With so much written about robotics, automation and digital disruption, do you ever feel afraid of being left out because you’re afraid of being left behind?
As we continue to witness rapid advances in Artificial Intelligence and automation, the real challenge of how we, as individuals, can add more value is a pressing matter in the world of technology sales.
As sales professionals, complacency and relying on the status quo is creating a very real fear of being left behind in our careers by our competitors, our industry and even in our own company.
As a recruitment professional assisting some of the largest technology companies across Australia, it has become my core job to uncover the sales people of the future.
I am seeing a stronger focus for finding people who actively embrace the constant change that comes with rapid disruption, while keeping a focus on the important human elements that makes sales people successful.
It would be easy to think that because sales requires the creative and social interaction, that has yet to be matched by machines, we are safe.
While able to beat a master in the ancient Chinese game of Go, IBM’s super computer, Watson, still hasn’t reached the point of establishing rapport and building relationships, engagement, connectivity and trusted advisory that people rely on to make purchasing decisions.
While this may be true now, the reality is that we may be approaching crunch time. And soon.

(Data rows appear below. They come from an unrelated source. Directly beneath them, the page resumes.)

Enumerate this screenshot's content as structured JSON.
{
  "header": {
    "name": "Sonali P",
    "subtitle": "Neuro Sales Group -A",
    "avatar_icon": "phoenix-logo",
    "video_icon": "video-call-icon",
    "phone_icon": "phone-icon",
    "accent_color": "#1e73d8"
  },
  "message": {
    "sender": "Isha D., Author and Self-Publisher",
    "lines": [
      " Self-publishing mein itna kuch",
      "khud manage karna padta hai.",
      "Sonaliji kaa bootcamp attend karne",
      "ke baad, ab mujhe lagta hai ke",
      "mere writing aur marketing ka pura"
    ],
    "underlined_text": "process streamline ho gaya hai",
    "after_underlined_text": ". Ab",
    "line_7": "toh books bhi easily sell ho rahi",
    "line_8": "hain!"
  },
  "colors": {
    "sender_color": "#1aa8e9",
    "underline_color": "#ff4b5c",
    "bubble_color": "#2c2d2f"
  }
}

In January this year, the Harvard Business Review published an article on how to prevent becoming obsolete. This article should be compulsory reading not just for every sales professional, but for every worker who is concerned about how they can adapt their thinking to remain relevant in this fast changing environment.
A recent survey by Oxford Economics found employees’ top concern is that their position might change or become obsolete. Half believe their current skills won’t be needed in three years. The fear has spread beyond those on the frontline, as a study by Adobe found that 40 per cent of executives feel the need to reinvent themselves. What’s more, only 14 per cent felt they knew how.
Gartner predicts that one-third of jobs will be replaced by software, robots, and smart machines by 2025.
Yes, these statistics are a generalisation across the broader workforce, but to say it won’t affect sales professionals is naïve.
So how do we respond and what do sales professionals need to know?
In times of transformative change, it is not just our skills, tools, and practices that become obsolete. More fundamentally, our mental models become outdated, rendering them ineffective, misleading, or outright dangerous.
Mental models are the (largely unconscious) ways we make sense of the world around us. These models are like mental habits. And habits don’t change overnight. Change requires both learning and unlearning. The process is less like a teenager learning to drive, and more like a tourist in London trying to drive on the opposite side of the road.
Fortunately, we are not destined to become extinct in the workplace. It is not us as individuals who may become obsolete; it is our mental models.
Our whole approach to learning and development needs to change at a fundamental level. And how do we set about doing this?
They say we should create two savings accounts for the future. One account will be our traditional retirement savings account and most people have this under way.
The other account, almost no one has, it is our reinvention account. The money we put aside each pay check to ensure that we have sufficient funds to pay for our own training and development.
We might also need to ensure that this account is deep enough to provide for a year or two of living expenses to cover the eventuality that we need to take some time out to study full time.
As someone who speaks every day to sales professionals looking for the secret to succeeding in the future, this to me is the obvious first step.
To stay doing what you have been doing for the past decade and expect to continue doing so is not smart or sustainable.
What is smart is planning for the future and the first step is developing a learning fund that supports your constant thirst for adapting and learning new mental models.
By undertaking this first step, you will be on your way to not only surviving the future world of work, but thriving.